Perhaps it may turn out a sang,
Perhaps turn out a sermon.

-- R. Burns Epistle to a Young Friend

Thursday, January 9, 2014

Be Hatin'



O LORD, who shall sojourn in your tent?
Who shall dwell on your holy hill?
He who walks blamelessly and does what is right
and speaks truth in his heart;
who does not slander with his tongue
and does no evil to his neighbor,
nor takes up a reproach against his friend;
in whose eyes a vile person is despised,
but who honors those who fear the LORD;
who swears to his own hurt and does not change;
who does not put out his money at interest
and does not take a bribe against the innocent.
He who does these things shall never be moved.
 -- Psalm 15:1-5


We generally think we ought to be kind and forgiving and tolerant of everyone, but are there people we may despise?  Paul warned the church at Corinth about be too accepting:  But now I am writing to you not to associate with anyone who bears the name of brother if he is guilty of sexual immorality or greed, or is an idolater, reviler, drunkard, or swindler—not even to eat with such a one. (1 Corinthians 5:11)

Jesus did not despise those who were in need of the Great Physician.  He did, though, tell us that we could not follow Him unless we were willing to hate:  If anyone comes to me and does not hate his own father and mother and wife and children and brothers and sisters, yes, and even his own life, he cannot be my disciple.  (Luke 14:26) 

Wait, “even his own life”?  Jude, of all people, might help us out:  And have mercy on those who doubt; save others by snatching them out of the fire; to others show mercy with fear, hating even the garment stained by the flesh. (Jude 22-23)

It’s the flesh that is the problem.  The old nature, my old nature is vile and to be despised.  In each one of us, even the most fallen and wicked, is the potential for the new life.  It is bond and imprisoned by the carnal mind and worldly ways of thinking.  Do we not hate and are we not right to hate those who oppress and enslave others?  We ought also to despise the self which denies liberty to the spirit. 


2 comments:

Bob said...

"If anyone comes to me and does not hate his own father and mother and wife and children and brothers and sisters, yes, and even his own life, he cannot be my disciple."

I don't hate those people.

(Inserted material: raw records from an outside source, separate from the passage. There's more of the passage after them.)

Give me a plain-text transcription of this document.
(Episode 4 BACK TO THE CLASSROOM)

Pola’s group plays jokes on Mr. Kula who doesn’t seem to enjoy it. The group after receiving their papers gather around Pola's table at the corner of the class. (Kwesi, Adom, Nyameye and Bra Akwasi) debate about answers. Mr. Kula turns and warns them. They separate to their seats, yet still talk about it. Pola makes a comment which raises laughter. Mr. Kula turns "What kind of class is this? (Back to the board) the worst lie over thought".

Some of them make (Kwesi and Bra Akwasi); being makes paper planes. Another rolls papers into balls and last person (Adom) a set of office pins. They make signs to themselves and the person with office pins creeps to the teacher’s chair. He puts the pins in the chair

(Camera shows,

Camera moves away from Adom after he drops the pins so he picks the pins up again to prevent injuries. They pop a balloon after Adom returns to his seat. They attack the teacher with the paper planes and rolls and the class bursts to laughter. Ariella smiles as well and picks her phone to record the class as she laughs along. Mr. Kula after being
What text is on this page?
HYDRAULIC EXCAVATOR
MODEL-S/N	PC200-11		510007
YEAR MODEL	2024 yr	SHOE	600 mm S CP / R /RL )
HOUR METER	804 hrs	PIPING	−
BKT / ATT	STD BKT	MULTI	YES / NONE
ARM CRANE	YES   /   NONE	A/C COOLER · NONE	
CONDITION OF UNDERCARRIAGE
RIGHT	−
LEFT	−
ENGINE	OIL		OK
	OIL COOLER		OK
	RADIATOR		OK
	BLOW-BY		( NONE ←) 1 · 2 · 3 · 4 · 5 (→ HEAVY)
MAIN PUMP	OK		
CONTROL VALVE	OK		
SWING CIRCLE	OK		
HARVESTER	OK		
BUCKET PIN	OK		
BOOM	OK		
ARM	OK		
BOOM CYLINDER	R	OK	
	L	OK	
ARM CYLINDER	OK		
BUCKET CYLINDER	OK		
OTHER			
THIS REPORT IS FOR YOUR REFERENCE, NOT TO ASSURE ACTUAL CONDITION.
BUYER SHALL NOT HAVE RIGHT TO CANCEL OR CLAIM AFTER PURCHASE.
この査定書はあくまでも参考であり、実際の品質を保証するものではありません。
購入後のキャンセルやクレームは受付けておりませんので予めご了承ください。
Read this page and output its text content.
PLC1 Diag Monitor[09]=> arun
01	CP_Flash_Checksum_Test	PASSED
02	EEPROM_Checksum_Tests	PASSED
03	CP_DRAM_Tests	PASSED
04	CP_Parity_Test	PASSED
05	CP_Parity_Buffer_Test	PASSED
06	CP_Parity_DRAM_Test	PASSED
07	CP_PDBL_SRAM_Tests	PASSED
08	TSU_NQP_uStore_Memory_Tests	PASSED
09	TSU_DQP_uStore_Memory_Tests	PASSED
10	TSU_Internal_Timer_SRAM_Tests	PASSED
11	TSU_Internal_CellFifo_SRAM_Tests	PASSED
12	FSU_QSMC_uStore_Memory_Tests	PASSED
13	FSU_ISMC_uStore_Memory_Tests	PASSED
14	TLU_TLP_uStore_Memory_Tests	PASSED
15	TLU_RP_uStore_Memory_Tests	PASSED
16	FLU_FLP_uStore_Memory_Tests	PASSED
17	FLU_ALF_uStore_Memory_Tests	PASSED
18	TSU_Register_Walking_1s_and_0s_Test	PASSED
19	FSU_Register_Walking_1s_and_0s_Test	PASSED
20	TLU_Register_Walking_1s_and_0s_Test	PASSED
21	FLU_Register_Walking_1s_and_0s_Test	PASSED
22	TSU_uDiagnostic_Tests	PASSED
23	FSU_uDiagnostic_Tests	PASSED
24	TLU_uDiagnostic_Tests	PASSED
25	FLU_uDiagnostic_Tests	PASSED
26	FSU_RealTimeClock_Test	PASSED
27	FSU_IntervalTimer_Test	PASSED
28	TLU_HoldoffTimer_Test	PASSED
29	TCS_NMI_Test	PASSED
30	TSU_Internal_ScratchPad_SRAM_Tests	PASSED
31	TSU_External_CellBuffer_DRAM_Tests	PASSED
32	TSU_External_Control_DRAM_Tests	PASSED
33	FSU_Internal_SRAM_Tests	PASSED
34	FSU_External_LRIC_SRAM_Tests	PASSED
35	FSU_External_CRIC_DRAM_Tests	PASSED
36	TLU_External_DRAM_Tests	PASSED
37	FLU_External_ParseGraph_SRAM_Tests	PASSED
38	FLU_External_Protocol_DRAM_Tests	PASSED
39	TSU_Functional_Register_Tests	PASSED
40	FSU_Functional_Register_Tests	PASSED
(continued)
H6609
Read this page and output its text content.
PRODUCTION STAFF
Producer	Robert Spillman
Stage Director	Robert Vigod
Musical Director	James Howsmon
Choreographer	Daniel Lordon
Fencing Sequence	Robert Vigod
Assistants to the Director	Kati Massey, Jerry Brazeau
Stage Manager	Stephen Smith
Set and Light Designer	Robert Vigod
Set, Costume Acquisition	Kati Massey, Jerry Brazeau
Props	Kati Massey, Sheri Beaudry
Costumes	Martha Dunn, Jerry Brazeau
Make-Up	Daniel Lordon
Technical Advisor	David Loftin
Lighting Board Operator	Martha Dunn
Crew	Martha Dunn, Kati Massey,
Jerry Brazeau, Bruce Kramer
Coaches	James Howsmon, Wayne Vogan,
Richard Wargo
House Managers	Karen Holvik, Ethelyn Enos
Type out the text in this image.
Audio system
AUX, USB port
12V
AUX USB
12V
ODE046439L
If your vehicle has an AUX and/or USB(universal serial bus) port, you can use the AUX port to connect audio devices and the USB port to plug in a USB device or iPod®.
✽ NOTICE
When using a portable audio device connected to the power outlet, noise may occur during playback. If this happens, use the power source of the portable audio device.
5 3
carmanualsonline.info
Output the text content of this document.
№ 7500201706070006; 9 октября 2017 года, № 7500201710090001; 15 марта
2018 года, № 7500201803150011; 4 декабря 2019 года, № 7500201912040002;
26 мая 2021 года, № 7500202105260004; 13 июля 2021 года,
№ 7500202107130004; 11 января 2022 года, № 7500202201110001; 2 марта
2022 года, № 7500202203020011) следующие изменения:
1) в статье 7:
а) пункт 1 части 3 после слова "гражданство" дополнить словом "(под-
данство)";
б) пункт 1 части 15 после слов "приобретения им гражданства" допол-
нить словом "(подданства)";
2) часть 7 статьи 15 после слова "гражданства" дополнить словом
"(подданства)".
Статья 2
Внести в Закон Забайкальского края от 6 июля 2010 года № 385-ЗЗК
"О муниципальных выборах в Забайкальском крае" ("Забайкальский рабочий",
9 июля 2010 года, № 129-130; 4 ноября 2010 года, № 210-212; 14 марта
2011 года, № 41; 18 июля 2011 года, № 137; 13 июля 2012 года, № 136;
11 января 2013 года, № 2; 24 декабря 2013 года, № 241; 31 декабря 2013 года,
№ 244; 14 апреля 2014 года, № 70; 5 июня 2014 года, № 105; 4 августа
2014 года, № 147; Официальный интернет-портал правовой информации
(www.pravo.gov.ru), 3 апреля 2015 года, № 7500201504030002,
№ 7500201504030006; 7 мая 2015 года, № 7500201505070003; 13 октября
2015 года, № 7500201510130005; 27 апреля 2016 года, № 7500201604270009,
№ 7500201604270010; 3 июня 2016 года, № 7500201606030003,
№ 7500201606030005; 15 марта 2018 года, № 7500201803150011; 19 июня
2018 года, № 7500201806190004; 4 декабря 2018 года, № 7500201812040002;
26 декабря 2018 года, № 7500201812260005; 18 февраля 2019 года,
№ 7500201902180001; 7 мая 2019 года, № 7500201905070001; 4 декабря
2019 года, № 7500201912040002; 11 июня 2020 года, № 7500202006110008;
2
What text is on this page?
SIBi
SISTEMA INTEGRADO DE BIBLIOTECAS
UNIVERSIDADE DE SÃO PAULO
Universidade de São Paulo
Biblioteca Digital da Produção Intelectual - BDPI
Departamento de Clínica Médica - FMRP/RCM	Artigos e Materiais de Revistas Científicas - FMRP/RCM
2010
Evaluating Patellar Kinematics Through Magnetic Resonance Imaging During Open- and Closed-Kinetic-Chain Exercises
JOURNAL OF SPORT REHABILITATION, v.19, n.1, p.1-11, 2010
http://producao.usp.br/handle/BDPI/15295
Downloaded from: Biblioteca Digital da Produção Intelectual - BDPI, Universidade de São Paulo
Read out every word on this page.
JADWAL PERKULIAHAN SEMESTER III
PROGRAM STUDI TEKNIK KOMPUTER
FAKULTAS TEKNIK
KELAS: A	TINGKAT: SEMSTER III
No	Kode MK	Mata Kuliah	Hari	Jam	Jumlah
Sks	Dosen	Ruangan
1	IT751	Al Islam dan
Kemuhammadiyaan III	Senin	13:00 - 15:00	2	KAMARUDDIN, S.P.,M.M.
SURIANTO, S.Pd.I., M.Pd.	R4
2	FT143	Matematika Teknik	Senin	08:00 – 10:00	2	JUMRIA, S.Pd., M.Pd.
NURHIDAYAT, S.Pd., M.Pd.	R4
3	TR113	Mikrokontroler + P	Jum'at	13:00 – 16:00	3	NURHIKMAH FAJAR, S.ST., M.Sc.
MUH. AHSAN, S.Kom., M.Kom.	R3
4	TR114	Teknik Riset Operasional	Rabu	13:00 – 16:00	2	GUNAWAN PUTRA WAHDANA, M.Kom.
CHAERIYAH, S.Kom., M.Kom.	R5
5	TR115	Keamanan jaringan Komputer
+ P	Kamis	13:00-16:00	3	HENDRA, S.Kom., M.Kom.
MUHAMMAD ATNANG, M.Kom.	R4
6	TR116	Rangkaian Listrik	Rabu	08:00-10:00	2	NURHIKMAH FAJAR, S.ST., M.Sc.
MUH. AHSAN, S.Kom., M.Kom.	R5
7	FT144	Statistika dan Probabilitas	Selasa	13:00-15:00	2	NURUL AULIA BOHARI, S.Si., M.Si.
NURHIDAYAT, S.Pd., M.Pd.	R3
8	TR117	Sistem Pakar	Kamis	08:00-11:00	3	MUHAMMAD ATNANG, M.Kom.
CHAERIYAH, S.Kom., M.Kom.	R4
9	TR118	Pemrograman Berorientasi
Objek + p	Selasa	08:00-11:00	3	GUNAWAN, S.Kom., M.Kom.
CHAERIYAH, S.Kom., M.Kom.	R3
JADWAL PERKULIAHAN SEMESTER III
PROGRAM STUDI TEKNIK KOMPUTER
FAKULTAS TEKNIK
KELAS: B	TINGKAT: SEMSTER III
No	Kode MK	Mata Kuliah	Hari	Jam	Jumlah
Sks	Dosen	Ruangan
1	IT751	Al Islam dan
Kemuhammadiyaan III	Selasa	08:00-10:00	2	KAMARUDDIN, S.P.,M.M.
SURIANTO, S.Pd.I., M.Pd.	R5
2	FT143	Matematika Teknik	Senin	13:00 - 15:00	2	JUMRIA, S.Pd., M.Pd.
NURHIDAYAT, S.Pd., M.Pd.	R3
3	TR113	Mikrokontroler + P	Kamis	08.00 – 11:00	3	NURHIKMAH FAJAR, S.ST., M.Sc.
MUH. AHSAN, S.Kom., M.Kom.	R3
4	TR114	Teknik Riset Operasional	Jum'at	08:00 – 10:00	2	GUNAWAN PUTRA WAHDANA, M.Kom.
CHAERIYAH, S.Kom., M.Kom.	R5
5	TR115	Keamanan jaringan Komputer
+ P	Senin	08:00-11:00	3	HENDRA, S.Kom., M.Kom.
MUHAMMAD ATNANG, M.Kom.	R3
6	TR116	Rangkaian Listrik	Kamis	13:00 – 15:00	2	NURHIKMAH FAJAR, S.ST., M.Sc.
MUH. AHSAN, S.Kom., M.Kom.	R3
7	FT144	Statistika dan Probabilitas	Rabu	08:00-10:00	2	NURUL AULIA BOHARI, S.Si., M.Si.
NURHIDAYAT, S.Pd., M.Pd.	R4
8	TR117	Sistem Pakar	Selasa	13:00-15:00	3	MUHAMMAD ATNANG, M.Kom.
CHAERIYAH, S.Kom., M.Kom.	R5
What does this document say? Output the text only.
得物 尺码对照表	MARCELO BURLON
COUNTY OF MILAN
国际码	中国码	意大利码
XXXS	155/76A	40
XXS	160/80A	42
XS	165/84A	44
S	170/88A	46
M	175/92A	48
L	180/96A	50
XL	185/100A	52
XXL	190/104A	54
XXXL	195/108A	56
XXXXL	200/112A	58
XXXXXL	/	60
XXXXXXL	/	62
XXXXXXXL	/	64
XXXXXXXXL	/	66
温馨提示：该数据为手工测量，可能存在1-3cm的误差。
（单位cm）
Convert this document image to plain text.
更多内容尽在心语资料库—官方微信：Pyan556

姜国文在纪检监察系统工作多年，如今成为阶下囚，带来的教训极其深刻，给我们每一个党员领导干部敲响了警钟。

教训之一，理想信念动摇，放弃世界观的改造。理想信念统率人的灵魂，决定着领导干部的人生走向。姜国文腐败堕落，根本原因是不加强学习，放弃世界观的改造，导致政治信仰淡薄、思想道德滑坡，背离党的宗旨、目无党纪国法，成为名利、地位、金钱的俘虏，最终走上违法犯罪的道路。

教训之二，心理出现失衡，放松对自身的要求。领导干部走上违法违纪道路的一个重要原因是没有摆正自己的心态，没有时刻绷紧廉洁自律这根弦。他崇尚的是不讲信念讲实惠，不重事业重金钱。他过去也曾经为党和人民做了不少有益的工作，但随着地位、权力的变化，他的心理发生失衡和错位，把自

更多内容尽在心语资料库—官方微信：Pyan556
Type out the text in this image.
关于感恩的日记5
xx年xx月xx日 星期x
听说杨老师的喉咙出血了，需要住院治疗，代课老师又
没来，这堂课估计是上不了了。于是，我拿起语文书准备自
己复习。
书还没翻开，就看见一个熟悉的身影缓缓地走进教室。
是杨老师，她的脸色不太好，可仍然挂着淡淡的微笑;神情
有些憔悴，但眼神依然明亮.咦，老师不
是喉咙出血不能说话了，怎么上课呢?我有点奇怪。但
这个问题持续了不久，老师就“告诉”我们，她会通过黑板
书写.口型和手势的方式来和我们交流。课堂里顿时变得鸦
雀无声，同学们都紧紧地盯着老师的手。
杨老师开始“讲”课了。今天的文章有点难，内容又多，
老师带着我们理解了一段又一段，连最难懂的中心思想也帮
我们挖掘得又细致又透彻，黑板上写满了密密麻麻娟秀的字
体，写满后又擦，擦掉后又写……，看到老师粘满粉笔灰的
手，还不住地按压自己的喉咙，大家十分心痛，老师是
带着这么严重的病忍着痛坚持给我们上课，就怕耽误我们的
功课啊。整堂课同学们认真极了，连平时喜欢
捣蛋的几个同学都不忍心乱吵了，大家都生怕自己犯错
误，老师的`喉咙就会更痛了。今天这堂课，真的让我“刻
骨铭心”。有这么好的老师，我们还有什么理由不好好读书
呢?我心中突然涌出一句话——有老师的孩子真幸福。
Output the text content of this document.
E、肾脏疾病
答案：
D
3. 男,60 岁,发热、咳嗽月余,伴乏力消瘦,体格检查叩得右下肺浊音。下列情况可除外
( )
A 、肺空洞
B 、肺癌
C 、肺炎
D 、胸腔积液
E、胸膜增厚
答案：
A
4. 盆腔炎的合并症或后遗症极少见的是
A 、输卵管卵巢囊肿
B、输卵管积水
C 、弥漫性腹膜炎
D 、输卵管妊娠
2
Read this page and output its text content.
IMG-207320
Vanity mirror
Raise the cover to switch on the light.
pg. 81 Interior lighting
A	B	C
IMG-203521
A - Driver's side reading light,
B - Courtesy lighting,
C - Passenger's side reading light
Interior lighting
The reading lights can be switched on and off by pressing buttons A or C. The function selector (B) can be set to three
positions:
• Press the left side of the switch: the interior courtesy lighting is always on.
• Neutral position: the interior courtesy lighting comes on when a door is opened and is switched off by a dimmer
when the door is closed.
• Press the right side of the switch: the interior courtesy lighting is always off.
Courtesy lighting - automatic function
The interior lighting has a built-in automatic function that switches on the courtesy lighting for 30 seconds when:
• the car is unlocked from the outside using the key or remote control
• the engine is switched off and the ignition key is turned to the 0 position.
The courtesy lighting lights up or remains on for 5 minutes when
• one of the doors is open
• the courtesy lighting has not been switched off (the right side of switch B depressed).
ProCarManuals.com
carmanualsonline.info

That verse bothers me.

mushroom said...

No, we don't hate them. It's a "by contrast" thing. God calls us to reject the world's way of thinking. "Naturally" we love our parents and siblings. Through Christ we are called to a love that transcends even the love of family.

An old hillbilly of our acquaintance cautioned his children to "stay out of water until you learn how to swim."

If we insist on clinging to our natural loves, it is rather like trying to learn to swim if we are unwilling to get our heads wet. And when you learn to swim, you don't forget how to walk, you just find out you can move in another dimension.